Chat templates are Jinja2 programs (~250 lines for Gemma4); inference engines must ship a full Jinja interpreter (minijinja, minja, or llama.cpp’s own impl).
Special tokens (EOS, BOS, tool call markers, turn delimiters) are stored in GGUF metadata and are essential for correct generation stopping and formatting.
GGUF now supports a general.sampling.sequence field for ordered sampler chains, fixing a gap where ollama and HF generation_config.json ignored step order.
Tool call output formats differ per model family (Qwen3, Qwen3.5, Gemma4 all differ); no GGUF-standard grammar exists yet, so every engine hardcodes parsers per release.

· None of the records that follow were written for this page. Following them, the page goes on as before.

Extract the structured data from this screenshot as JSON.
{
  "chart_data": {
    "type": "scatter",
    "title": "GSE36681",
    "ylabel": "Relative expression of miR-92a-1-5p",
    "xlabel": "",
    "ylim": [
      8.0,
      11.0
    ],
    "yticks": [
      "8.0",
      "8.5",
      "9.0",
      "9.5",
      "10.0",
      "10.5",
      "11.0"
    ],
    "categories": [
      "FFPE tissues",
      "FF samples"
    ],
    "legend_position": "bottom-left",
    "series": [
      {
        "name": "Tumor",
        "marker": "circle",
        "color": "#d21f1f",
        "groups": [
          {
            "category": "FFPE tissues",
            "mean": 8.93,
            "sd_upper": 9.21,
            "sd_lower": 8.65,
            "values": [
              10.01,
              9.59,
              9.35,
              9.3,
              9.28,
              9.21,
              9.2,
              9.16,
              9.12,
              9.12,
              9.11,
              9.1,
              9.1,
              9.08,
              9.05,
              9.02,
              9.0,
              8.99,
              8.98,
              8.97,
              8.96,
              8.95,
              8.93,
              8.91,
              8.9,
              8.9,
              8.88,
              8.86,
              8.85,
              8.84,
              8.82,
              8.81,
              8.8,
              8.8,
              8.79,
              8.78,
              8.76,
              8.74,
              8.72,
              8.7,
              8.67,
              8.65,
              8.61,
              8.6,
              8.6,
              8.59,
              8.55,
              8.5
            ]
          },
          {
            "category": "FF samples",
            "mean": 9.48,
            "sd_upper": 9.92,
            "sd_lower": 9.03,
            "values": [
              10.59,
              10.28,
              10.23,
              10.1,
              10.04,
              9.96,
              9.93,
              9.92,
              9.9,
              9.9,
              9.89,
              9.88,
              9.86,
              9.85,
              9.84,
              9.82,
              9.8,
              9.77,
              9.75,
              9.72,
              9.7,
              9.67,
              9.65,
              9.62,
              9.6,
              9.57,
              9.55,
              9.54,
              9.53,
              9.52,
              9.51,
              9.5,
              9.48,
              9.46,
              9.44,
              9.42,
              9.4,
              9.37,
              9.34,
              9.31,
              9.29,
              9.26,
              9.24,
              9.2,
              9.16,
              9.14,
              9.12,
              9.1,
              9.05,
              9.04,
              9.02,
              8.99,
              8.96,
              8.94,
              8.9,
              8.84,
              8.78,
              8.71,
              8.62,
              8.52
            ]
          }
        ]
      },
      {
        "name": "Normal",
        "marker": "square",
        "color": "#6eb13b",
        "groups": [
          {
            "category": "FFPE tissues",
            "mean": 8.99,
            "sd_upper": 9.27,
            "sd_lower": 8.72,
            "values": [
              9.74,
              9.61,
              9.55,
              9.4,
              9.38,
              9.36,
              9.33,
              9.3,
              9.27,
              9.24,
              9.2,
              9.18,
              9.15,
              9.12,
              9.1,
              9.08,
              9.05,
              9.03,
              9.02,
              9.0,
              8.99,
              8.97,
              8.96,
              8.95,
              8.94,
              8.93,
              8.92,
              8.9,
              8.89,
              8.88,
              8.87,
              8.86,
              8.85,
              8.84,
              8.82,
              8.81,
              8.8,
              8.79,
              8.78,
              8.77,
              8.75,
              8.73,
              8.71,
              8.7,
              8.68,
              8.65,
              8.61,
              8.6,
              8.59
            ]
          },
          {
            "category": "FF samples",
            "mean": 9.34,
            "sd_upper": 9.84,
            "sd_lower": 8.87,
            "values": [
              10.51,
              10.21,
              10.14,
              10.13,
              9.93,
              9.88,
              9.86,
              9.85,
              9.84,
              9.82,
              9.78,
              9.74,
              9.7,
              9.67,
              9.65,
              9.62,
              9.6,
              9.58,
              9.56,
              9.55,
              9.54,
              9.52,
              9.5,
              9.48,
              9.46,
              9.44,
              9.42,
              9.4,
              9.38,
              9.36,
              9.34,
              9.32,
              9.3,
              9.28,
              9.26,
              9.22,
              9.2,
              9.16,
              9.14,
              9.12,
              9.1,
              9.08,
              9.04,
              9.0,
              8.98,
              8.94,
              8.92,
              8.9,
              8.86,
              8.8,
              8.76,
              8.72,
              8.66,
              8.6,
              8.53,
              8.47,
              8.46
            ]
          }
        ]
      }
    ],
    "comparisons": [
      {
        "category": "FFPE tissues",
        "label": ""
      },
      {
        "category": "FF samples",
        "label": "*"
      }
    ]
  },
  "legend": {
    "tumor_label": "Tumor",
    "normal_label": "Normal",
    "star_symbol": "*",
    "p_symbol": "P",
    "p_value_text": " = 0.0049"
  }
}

Three practical gaps: think_token missing from GGUF conversions despite HF adding it upstream; projection models require a second GGUF file breaking single-file ergonomics; no feature flags to signal image/tool/thinking support without substring hacks.

No substantive HN discussion yet; comments are limited to a future publish date observation and brief GPU compatibility anecdotes unrelated to GGUF internals.